Tests

1st tests to order

ECG

Test
Result
Test

A 12-lead ECG should be performed in all patients who present with suspected digoxin toxicity or exposure.

Sinus tachycardia, supraventricular tachycardia, and atrial fibrillation with rapid ventricular response are usually not seen with digoxin toxicity. The ECG may show the characteristic scooped ST segment in therapeutic doses.

Result

premature ventricular contractions, bidirectional ventricular tachycardia, atrial tachycardia with variable or slow ventricular response, accelerated junctional rhythms

digoxin serum concentration

Test
Result
Test

Measured for every patient suspected of digoxin exposure or toxicity, but is only truly reflective after distribution is complete (4-6 hours after the last dose). Levels are drawn immediately on presentation, but often a second level will be required, as levels drawn too early are not reflective of distributed levels.

There is no exact serum digoxin concentration that is predictive of chronic toxicity. There are a number of factors that can affect a patient's susceptibility to digoxin (e.g., hypokalemia, volume status, comorbidities, age, and chronic disease).[22]

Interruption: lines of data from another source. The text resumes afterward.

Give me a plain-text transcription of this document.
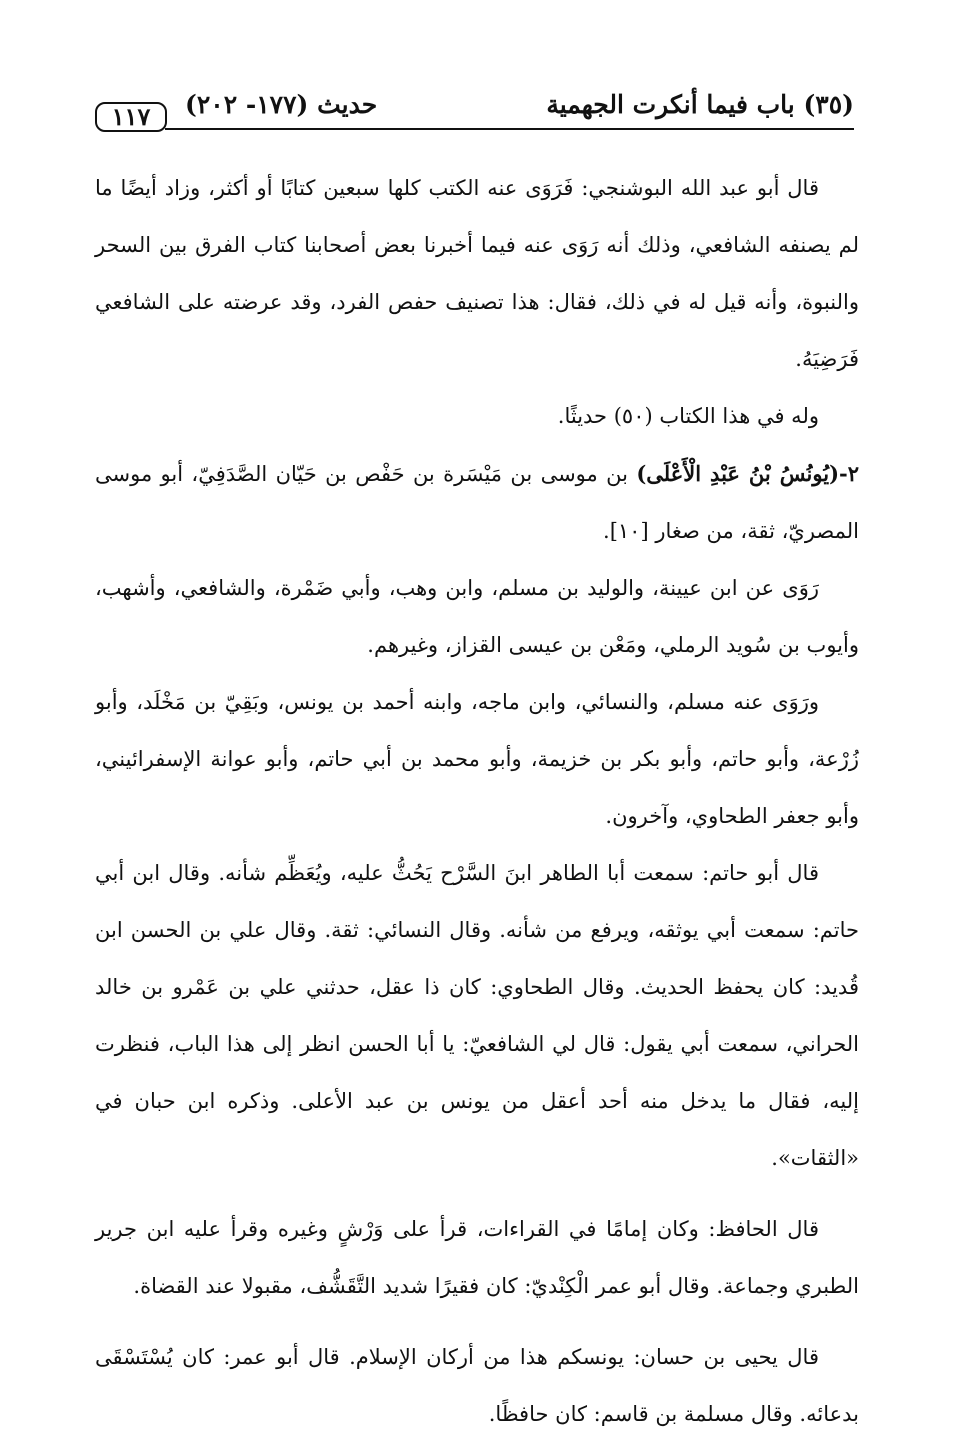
(٣٥) باب فيما أنكرت الجهمية
حديث (١٧٧- ٢٠٢)
١١٧

قال أبو عبد الله البوشنجي: فَرَوَى عنه الكتب كلها سبعين كتابًا أو أكثر، وزاد أيضًا ما لم يصنفه الشافعي، وذلك أنه رَوَى عنه فيما أخبرنا بعض أصحابنا كتاب الفرق بين السحر والنبوة، وأنه قيل له في ذلك، فقال: هذا تصنيف حفص الفرد، وقد عرضته على الشافعي فَرَضِيَهُ.

وله في هذا الكتاب (٥٠) حديثًا.

٢-(يُونُسُ بْنُ عَبْدِ الْأَعْلَى) بن موسى بن مَيْسَرة بن حَفْص بن حَيّان الصَّدَفِيّ، أبو موسى المصريّ، ثقة، من صغار [١٠].

رَوَى عن ابن عيينة، والوليد بن مسلم، وابن وهب، وأبي ضَمْرة، والشافعي، وأشهب، وأيوب بن سُويد الرملي، ومَعْن بن عيسى القزاز، وغيرهم.

ورَوَى عنه مسلم، والنسائي، وابن ماجه، وابنه أحمد بن يونس، وبَقِيّ بن مَخْلَد، وأبو زُرْعة، وأبو حاتم، وأبو بكر بن خزيمة، وأبو محمد بن أبي حاتم، وأبو عوانة الإسفرائيني، وأبو جعفر الطحاوي، وآخرون.

قال أبو حاتم: سمعت أبا الطاهر ابنَ السَّرْح يَحُثُّ عليه، ويُعَظِّم شأنه. وقال ابن أبي حاتم: سمعت أبي يوثقه، ويرفع من شأنه. وقال النسائي: ثقة. وقال علي بن الحسن ابن قُديد: كان يحفظ الحديث. وقال الطحاوي: كان ذا عقل، حدثني علي بن عَمْرو بن خالد الحراني، سمعت أبي يقول: قال لي الشافعيّ: يا أبا الحسن انظر إلى هذا الباب، فنظرت إليه، فقال ما يدخل منه أحد أعقل من يونس بن عبد الأعلى. وذكره ابن حبان في «الثقات».

قال الحافظ: وكان إمامًا في القراءات، قرأ على وَرْشٍ وغيره وقرأ عليه ابن جرير الطبري وجماعة. وقال أبو عمر الْكِنْديّ: كان فقيرًا شديد التَّقَشُّف، مقبولا عند القضاة.

قال يحيى بن حسان: يونسكم هذا من أركان الإسلام. قال أبو عمر: كان يُسْتَسْقَى بدعائه. وقال مسلمة بن قاسم: كان حافظًا.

Patients not taking digoxin may have measurable digoxin levels that result from high circulating amounts of endogenous digoxin-like substances (EDLS). Conditions such as pregnancy, renal failure, and hypothermia are associated with EDLS; however, levels rarely exceed 0.2 nanograms/mL in these patients.

Also, spironolactone and nondigoxin cardioactive corticosteroids such as digitoxin and oleandrin can cause false-positive elevations of digoxin levels. Additionally, Asian, Siberian, and American ginseng are known to interfere with serum digoxin measurements using fluorescence polarization technology.[25]

Result

over the therapeutic range of 0.5 to 0.9 nanograms/mL in patients taking digoxin for heart failure

serum potassium level

Test
Result
Test

Required for every patient suspected of digoxin toxicity.

Hyperkalemia: serum potassium concentrations are important as a marker for prognosis in acute digoxin toxicity, and also reflect the severity of the toxicity. Patients with hyperkalemia (>5.0 mEq/L) are more at risk of digoxin toxicity and of dysrhythmias. However, acute digoxin toxicity can also cause hyperkalemia by inhibiting the Na+/K+ ATPase pump. Other causes of hyperkalemia include hemolysis, renal failure, and use of ACE inhibitors.

Hypokalemia: chronic digoxin toxicity does not cause hypokalemia, but digoxin toxicity is worsened by hypokalemia. Patients with therapeutic serum concentrations of digoxin can develop symptoms of digoxin toxicity because hypokalemia acts synergistically with digoxin's mechanism of action.[22]

Result

hyperkalemia (>5.0 mEq/L) or hypokalemia (<3.0 to 3.5 mEq/L)

serum magnesium level

Test
Result
Test

Cardiac manifestations of chronic digoxin toxicity are worsened by hypomagnesemia.[22]

Result

may be low

serum creatinine and BUN

Test
Result
Test

Renal function and volume status affect clearance.